Philip K. Dick said of his writing in 1978, “I don’t write beautifully – I just write reports about our condition.” Indeed, it is Dick’s profound ability to chronicle the humanness of his characters (especially his androids) that pulls me into his books over and over again and this novel is no different. Stuart Hadley is immediately identifiable as a Dick character, wounded by the isolation and narcissism of society. In much of Dick’s science fiction, reality breaks down because his characters want it to, because they feel so defeated in many cases that waking up in a world where nobody knows them at least gives them a reason to get out of bed. Hadley is no different; he has made a good life for himself: he’s got a successful business, a beautiful wife, but he feels empty inside. Dick writes, “A dull, numbing tiredness crept through Hadley’s bones. Lazily, the miasma drifted up like grey cigarette smoke, into all parts of his body.”

In this novel, Dick masterfully portrays the paradox of the American dream: that the selfish drive for personal gain ultimately leaves people feeling isolated and unfulfilled. What Hadley learns over the course of the novel is that the peculiarly American tradition of desperately searching for meaning or significance (otherwise known as a mid-life crisis) is often undertaken out of a selfish desire for fulfillment and is therefore doomed to fail.

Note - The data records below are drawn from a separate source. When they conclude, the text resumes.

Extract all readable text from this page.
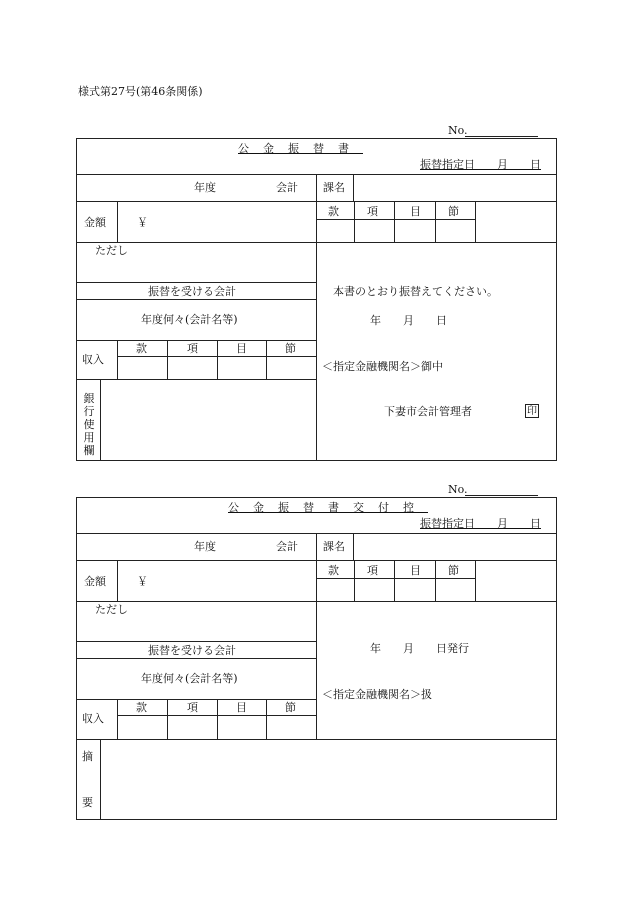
様式第27号(第46条関係)
No.
公金振替書
振替指定日　　月　　日
年度	会計 課名
金額	￥
款	項	目 節
ただし
振替を受ける会計
年度何々(会計名等)
収入
款	項	目	節
銀行使用欄
本書のとおり振替えてください。
年　　月　　日
＜指定金融機関名＞御中
下妻市会計管理者	印
No.
公金振替書交付控
振替指定日　　月　　日
年度	会計 課名
金額	￥
款	項	目 節
ただし
振替を受ける会計
年度何々(会計名等)
収入
款	項	目	節
年　　月　　日発行
＜指定金融機関名＞扱
摘
要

If this book is so good – which it is – why couldn’t Dick get it published? Dick’s simple, no-nonsense prose style is a bit understated for many serious readers’ literary tastes but his simple narrative voice efficiently conveys his character’s crushing existential angst. With common words and uncomplicated grammar Dick creates complicated worlds and deep characters who struggle in his fiction for meaning and significance. It may very well have been Dick’s simple style that failed to grab mainstream editors’ attention, but it is precisely this simple voice that Dick harnesses so brilliantly to capture a simple life in search of complication.

4 comments:

Henri said...

I posted a link to your review on my site.
pkdickbooks.com

Unknown said...

Hello,

(found you through Google)

Great review! I've just read "Voices from the street" recently, and with the possible exception of "Valis" or "The mand in the high castle", I believe it was the best K. Dick book I've read. I'm looking forward to reading his other mainstream fiction work, such as "Confessions of a crap artist" or "Mary and the giant".

kid said...

I'd read VFTS not too long ago, and a few parts did and do still resonate glimpses into PKD the Rug-Pulling Cosmogonist, even this early in his career, even though this was a bleak "mainstream book". The lecture at the religious revival in particular, where the cult leader tells of a heaven not where but when, is in hindsight, a precocious aside to what would later consume his best efforts.

I enjoyed this book and I enjoy this site. Keep it going!

Pianoman said...

You said:

If this book is so good – which it is – why couldn’t Dick get it published?

I just finished reading it, and although I'm a PDK fan, I didn't think it was that good. I can understand why it wouldn't be published.

This book strikes me as a self-psychiatric work more than anything else. PDK puts himself in his books ("Valis"), and this is no exception, IMHO. Wikipedia states that it's a literary attempt to cope with his first marriage, and I think I agree.

There's nothing wrong with doing that, as long as you make the narrative believable and interesting. I just didn't buy Hadley's descent into madness -- it seemed too forced to me.

However, the setting is excellent, and I think PDK had assembled all of the elements for a good literary story. For example, Theodore Beckheim (who isn't far removed from the early Dianetics lectures) is a terrific character, but is ultimately wasted and unused. Martha is a mysterious character, but she, too, was unused other than as a rape victim.

It seems to me what PDK has done here is to mix equal parts of himself and Willy Loman. Hadley IS an interesting character, in an interesting setting. But his journey into crazy and his emergence out the other side just isn't effective or believable.

It's interesting to read non-SF from SF authors, particularly from early in their careers. And it's not a horrible book by any means. I'm just not surprised that this was published posthumously.